These are the key concepts you need to understand to accurately answer the question.

Isolating the Variable
To solve the equation involving exponents, the first step is isolating the variable with the radical. In the exercise, the equation is given as:
\(z^{1 / 4} + 8 = 10\)
  • Subtracting 8 from both sides simplifies the equation and isolates the variable within the radical expression.
  • The updated equation becomes: \(z^{1 / 4} = 2\)
By isolating the variable, we can directly address the term that contains the exponent. This simplification makes it easier to apply further mathematical operations.
Radical Expressions
Radical expressions are expressions that include roots, such as square roots or fourth roots. In our example, the term \(z^{1/4}\) is a fourth root expression.
To handle these expressions, you often need to clear the root by using exponents. In our exercise, once we isolate the radical expression: \(z^{1/4} = 2\), we then proceed to eliminate the radical by raising both sides of the equation to the power of 4:
  • Raising \(z^{1/4}\) to the power of 4 and \(2\) to the power of 4: \((z^{1/4})^4 = 2^4\)
  • This simplifies to \(z = 16\)
This process effectively removes the root, leaving you with a simple equation that is much easier to solve.
Exponent Rules
Understanding exponent rules is crucial when solving equations with radical expressions. In this example, we use one of the basic exponent rules: \((a^{m/n})^n = a^m\)
Breaking it down:
  • We need to deal with \(z^{1/4}\).

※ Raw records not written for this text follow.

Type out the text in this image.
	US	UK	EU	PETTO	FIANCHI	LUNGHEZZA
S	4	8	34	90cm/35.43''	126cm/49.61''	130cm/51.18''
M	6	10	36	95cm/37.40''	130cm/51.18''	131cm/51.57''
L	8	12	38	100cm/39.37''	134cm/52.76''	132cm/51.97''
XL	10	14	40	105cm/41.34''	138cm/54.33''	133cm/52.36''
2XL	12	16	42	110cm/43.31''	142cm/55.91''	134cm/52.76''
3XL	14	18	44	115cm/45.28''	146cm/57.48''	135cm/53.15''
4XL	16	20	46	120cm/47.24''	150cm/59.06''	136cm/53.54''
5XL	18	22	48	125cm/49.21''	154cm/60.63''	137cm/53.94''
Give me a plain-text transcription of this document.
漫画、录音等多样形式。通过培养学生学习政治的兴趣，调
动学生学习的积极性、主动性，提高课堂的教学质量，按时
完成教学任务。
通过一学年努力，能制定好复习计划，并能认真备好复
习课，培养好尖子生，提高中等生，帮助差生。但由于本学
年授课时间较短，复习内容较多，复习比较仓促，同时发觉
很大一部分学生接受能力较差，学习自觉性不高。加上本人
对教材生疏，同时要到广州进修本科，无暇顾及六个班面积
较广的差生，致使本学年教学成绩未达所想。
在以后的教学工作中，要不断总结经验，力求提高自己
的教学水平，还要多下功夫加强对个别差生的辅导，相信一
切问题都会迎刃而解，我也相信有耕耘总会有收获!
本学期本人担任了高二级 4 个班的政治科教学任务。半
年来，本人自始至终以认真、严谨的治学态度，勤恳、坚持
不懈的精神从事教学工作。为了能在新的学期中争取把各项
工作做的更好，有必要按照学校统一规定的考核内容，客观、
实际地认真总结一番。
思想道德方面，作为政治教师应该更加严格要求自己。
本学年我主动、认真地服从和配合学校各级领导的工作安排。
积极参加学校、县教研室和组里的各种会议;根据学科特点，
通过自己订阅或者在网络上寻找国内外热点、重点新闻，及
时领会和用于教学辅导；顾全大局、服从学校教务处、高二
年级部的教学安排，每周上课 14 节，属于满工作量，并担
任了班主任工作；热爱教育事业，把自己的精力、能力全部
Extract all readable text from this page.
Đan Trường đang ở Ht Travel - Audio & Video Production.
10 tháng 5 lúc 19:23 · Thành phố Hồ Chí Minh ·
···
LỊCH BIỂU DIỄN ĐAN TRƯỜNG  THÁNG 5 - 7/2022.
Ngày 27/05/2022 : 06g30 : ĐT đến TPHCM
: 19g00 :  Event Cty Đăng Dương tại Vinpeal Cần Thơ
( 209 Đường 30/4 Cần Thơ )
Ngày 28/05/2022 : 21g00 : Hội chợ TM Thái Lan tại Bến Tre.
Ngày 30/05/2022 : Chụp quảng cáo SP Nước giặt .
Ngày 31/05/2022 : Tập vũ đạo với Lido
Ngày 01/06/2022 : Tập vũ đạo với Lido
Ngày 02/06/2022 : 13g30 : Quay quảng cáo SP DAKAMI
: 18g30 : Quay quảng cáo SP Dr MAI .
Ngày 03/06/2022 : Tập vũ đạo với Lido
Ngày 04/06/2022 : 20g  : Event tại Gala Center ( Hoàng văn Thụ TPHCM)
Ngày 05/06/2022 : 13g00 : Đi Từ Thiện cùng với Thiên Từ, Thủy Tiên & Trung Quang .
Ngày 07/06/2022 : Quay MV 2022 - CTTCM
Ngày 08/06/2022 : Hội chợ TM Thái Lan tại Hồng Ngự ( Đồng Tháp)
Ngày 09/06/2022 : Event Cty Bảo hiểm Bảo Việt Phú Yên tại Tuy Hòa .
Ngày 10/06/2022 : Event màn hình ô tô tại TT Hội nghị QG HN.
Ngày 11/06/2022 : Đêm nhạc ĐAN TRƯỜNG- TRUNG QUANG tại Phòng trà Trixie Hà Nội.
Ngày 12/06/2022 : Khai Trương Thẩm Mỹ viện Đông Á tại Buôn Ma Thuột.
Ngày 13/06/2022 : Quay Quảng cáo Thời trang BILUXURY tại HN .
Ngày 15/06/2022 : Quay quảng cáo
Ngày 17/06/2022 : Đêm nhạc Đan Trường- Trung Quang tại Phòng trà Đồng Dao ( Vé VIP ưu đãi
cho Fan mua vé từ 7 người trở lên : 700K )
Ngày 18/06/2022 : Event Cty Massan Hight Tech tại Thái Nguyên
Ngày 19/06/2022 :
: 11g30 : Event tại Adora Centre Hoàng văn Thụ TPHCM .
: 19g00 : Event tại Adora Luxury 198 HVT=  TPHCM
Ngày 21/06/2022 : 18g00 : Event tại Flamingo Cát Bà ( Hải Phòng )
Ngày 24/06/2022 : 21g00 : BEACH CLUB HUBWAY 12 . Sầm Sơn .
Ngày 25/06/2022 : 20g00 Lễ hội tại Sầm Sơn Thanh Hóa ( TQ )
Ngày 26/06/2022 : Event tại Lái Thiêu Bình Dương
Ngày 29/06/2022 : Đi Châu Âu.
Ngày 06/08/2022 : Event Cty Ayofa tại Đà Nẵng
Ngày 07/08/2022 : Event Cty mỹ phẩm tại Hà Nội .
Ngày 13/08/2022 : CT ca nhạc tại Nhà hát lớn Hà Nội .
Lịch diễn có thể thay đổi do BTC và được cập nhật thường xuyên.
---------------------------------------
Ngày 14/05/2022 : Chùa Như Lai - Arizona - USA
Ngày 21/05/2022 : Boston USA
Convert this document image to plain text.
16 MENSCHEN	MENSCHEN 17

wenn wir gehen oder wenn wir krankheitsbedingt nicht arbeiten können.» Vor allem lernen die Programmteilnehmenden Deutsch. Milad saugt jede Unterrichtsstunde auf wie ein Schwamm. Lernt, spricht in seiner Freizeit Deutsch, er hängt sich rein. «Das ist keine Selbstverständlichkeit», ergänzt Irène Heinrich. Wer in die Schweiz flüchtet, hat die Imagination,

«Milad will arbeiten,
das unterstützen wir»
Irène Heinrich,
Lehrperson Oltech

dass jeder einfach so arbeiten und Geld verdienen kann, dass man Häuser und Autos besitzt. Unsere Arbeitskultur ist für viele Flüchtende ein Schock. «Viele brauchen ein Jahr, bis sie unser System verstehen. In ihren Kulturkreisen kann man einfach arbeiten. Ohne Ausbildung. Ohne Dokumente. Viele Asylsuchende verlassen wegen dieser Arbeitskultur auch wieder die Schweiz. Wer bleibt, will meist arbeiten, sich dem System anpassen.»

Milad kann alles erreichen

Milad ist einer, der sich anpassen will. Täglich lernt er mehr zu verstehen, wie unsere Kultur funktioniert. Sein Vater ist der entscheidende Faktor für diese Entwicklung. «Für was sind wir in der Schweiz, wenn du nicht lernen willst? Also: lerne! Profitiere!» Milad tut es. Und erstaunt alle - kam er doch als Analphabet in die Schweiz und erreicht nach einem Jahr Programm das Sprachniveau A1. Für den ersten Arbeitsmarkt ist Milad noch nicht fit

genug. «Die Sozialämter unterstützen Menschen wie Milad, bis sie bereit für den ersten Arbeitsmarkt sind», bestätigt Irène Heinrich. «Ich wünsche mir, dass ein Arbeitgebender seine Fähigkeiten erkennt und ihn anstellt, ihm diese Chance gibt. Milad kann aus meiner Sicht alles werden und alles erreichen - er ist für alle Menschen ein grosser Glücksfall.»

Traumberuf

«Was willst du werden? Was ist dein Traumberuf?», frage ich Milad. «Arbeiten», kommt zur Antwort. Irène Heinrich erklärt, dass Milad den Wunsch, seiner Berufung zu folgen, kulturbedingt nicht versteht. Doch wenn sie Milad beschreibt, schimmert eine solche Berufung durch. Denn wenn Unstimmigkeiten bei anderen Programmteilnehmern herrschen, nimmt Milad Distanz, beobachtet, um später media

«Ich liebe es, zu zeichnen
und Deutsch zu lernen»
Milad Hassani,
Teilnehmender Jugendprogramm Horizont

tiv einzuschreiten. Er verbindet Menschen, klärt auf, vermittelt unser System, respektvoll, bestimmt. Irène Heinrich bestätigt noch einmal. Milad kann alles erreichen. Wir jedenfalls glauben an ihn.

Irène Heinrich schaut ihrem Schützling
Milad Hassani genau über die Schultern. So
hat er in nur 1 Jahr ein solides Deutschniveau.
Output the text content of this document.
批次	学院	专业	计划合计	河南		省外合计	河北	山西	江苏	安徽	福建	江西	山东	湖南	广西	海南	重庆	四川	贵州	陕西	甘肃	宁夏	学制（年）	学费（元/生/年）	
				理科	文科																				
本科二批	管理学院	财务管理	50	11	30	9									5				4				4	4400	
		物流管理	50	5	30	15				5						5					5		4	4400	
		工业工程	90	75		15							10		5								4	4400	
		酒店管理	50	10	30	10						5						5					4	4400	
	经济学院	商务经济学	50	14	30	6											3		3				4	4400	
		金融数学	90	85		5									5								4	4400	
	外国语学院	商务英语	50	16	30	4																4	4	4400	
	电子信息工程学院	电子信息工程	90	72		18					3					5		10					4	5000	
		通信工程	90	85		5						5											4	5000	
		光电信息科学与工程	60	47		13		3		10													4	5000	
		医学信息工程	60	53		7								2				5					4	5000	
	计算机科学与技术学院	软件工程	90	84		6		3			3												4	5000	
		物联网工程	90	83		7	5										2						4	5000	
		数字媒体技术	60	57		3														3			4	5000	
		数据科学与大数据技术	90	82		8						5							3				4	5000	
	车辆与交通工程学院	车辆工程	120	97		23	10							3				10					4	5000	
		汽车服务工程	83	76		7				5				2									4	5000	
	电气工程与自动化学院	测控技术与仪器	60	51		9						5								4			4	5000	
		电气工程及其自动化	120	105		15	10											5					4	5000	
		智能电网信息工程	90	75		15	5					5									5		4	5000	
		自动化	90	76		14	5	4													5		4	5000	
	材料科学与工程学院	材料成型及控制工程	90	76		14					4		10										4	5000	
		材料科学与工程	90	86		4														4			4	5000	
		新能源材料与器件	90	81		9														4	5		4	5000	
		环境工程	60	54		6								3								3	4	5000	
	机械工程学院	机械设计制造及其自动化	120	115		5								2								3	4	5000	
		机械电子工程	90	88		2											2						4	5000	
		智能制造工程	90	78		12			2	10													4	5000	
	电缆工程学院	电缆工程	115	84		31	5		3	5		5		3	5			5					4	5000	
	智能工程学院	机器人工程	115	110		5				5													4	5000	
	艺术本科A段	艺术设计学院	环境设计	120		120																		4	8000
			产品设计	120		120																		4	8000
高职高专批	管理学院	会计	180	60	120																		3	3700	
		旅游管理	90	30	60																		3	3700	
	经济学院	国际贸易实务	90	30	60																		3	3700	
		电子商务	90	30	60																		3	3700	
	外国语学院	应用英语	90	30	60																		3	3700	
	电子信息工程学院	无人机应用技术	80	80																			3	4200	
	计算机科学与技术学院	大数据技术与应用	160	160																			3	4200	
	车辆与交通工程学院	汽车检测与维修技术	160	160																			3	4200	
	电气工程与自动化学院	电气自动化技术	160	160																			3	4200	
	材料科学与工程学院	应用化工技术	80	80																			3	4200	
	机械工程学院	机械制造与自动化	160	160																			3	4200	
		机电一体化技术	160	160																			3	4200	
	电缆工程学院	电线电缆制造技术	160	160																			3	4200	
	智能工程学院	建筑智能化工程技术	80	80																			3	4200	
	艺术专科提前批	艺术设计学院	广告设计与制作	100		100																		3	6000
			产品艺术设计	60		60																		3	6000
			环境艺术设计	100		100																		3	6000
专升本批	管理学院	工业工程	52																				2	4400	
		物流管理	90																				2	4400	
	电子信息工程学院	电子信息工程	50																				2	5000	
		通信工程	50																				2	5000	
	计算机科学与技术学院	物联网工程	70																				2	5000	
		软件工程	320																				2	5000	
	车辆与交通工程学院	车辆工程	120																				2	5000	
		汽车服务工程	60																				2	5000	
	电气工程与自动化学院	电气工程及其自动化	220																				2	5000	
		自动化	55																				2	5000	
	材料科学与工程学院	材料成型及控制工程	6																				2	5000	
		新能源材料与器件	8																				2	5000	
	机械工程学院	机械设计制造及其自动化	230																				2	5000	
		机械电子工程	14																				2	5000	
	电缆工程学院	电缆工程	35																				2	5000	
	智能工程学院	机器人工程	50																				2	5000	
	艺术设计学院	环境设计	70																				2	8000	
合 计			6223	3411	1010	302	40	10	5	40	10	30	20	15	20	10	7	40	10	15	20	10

To eliminate the fraction in the exponent, raise both sides to the power of 4.
  • This can be written mathematically as: \((z^{1/4})^4 = 2^4\)
  • Using the exponent rule: \((a^{m/n})^n = a^m\), simplifies to \z = 16.
By applying these rules correctly, you convert complex radical expressions into simpler forms, allowing for straightforward solutions to equations.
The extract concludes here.